Over a decade ago, IPI launched the Road Map to Tax Reform™ Series featuring a number of studies that explained how to achieve real tax reform in various areas of taxation. Taken together, the Roadmap is comprehensive tax reform. Individually, each piece stands on its own as a positive step on the road to reform. Several address issues in the current news cycles.
 
For example, the IRS and privacy was addressed by Dan Mitchell in “Tax Reform: The Key to Preserving Privacy and Competition in a Global Economy.”  He wrote: “If a bunch of snoops sat down to design an intrusive tax system, they would have a hard time coming up with something worse than the Internal Revenue Code.
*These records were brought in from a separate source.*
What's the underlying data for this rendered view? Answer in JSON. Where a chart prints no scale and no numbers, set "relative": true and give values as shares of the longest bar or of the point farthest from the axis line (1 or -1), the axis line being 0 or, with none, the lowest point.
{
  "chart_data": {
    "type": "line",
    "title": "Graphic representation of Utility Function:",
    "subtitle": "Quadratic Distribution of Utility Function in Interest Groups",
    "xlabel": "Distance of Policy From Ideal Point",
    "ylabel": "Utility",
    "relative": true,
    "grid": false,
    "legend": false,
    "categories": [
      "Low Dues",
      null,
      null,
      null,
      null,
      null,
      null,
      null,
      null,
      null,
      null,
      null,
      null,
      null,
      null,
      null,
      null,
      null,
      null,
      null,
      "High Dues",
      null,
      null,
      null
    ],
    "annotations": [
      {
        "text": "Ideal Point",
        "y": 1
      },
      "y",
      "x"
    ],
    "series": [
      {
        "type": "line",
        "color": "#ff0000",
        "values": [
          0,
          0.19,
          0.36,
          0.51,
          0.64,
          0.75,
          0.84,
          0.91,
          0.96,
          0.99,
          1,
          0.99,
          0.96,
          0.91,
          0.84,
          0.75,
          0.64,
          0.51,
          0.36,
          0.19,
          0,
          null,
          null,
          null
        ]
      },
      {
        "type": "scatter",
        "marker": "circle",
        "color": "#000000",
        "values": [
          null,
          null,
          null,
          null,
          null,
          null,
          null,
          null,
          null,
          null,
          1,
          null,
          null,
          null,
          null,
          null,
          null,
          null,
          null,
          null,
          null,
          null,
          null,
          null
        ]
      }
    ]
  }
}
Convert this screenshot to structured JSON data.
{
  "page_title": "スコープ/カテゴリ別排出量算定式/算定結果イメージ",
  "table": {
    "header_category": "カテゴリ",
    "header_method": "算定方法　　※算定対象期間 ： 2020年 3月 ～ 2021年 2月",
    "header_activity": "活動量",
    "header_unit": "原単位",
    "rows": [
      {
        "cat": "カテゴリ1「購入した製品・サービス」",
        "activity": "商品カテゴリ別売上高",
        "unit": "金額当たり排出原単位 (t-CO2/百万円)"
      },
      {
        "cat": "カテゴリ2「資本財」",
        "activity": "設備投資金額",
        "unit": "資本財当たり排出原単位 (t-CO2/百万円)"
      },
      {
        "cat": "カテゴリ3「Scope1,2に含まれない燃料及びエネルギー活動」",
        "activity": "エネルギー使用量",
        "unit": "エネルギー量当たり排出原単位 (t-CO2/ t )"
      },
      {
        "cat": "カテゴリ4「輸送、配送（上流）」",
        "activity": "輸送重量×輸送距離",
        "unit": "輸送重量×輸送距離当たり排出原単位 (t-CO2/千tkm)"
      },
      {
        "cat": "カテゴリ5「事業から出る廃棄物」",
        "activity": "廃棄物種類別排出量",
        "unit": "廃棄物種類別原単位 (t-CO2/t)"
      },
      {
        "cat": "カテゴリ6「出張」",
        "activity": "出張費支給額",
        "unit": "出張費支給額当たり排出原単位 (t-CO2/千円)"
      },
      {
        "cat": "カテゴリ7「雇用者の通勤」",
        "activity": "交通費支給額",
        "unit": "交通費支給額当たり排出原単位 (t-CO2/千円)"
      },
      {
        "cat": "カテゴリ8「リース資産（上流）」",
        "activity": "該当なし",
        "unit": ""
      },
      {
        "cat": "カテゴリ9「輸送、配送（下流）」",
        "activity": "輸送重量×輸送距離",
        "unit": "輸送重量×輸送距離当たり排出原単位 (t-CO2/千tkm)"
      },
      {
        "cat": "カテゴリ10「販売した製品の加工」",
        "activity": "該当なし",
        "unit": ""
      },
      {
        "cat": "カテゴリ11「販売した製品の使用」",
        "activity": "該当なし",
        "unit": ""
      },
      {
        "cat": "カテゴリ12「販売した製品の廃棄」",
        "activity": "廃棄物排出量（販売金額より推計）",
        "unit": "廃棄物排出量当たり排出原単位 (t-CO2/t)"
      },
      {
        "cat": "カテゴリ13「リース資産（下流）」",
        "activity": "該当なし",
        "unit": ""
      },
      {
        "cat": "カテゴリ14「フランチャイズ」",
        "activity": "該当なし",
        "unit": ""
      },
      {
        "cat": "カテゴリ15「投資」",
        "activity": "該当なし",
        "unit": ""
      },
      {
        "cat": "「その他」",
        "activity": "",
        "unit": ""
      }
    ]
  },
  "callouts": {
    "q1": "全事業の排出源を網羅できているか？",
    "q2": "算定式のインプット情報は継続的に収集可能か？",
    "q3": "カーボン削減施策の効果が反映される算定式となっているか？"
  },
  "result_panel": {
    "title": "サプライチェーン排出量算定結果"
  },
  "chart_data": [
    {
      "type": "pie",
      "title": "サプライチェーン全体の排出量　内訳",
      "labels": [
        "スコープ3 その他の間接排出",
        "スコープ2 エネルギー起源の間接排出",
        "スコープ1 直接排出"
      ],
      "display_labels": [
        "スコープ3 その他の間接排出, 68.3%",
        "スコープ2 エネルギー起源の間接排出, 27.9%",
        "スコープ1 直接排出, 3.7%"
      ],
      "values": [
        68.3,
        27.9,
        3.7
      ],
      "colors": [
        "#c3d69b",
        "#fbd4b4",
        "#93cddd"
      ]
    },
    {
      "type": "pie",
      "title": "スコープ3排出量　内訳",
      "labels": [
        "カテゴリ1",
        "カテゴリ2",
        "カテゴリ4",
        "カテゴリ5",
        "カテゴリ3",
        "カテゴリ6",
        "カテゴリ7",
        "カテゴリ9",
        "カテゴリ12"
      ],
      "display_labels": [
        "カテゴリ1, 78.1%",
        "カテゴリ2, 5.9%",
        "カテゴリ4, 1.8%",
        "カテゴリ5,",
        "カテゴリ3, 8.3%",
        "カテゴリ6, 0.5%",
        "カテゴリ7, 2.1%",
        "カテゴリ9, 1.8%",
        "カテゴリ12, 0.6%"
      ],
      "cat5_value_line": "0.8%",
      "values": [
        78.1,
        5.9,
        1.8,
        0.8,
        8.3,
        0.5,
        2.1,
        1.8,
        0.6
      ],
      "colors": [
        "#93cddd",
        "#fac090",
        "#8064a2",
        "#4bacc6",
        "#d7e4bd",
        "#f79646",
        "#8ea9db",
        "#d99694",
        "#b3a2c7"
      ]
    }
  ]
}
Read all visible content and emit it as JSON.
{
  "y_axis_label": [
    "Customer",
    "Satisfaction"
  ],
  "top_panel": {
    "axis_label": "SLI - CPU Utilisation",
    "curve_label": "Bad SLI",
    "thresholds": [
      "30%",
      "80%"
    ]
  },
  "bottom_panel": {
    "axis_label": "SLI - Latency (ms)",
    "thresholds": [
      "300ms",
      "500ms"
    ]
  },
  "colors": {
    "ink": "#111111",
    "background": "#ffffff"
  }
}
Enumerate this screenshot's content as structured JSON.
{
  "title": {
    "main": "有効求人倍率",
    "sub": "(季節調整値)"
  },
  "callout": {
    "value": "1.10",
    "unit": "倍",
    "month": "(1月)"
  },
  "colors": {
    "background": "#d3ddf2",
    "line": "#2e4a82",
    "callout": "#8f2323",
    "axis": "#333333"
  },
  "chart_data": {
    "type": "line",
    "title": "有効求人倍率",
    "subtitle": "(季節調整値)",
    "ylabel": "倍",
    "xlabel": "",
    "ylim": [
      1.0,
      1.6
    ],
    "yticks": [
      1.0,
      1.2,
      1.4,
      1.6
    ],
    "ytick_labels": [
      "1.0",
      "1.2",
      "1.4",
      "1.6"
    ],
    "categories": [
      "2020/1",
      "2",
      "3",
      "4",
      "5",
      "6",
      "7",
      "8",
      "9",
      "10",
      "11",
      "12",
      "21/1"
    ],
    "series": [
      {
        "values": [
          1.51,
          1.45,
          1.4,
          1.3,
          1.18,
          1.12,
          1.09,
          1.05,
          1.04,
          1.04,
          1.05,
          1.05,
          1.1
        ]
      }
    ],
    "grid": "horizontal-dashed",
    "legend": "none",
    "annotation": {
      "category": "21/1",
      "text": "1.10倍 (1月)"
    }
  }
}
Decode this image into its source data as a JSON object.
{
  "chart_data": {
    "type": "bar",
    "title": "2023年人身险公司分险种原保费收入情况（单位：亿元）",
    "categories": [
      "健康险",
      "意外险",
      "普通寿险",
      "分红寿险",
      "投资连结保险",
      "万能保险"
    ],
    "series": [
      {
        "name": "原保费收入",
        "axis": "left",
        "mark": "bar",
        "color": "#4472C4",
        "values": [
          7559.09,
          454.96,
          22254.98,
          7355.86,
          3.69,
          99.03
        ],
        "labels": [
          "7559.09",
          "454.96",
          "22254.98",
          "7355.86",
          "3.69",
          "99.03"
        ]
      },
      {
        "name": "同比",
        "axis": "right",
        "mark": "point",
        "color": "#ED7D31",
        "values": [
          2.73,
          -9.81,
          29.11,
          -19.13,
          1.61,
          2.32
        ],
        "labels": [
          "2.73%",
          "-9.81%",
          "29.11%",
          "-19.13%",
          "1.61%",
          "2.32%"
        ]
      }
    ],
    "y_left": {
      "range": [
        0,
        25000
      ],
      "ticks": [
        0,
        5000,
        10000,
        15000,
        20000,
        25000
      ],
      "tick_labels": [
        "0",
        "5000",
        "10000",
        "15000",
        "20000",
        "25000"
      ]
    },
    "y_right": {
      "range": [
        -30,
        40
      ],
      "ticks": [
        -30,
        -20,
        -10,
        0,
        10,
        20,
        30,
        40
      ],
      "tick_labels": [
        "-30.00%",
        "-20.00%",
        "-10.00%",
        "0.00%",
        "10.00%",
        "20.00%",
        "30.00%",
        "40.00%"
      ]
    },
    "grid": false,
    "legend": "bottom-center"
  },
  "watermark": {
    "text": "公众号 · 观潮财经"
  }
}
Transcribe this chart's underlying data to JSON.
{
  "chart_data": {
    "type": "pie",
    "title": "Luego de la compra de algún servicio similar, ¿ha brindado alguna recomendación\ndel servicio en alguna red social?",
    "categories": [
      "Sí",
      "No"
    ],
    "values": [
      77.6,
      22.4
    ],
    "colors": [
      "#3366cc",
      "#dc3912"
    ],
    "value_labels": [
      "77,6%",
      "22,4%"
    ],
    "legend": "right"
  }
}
In every possible way, today’s tax system requires taxpayers to make unlimited disclosures of information to government. But while it may seem as if the tax code was created to undermine privacy, this is not the case. In almost every instance, the forced disclosure of intimate financial information is the inadvertent—yet inevitable—result of bad tax policy. More specifically, Americans are forced to tell government officials about their private finances largely because the tax code has a misguided definition of income. This sloppy approach results in some income being taxed two or more times, some income being over-stated, and some assets being taxed.”
 
Another example, Margo Thorning wrote in “U.S. Capital Formation: How the U.S. Tax Code Discourages Investment”: “As with past generations, one of our major responsibilities is to lay a strong economic base for future generations. The U.S. tax code treats saving and investment very harshly and thus hampers our ability to maintain the strong economic base that will be needed in the coming years in the face of changing demographics and geopolitics. In addition, our tax code hits saving and investment harder than those of many of our international competitors. The foreign-source income of U.S. multinationals is also subject to higher taxes than that of many of our competitors. All of these factors should be of increasing concern to U.S. policymakers as globalization continues.”
 
For years these problems have been identified and solutions proposed, but little has been done to reform the tax code for the betterment of all taxpayers. Targeted legislation can address these problems and also move us firmly toward real tax reform without waiting for one comprehensive proposal—a proposal that will likely get bogged down once again in legislative machinations delaying a sorely needed economic turnaround.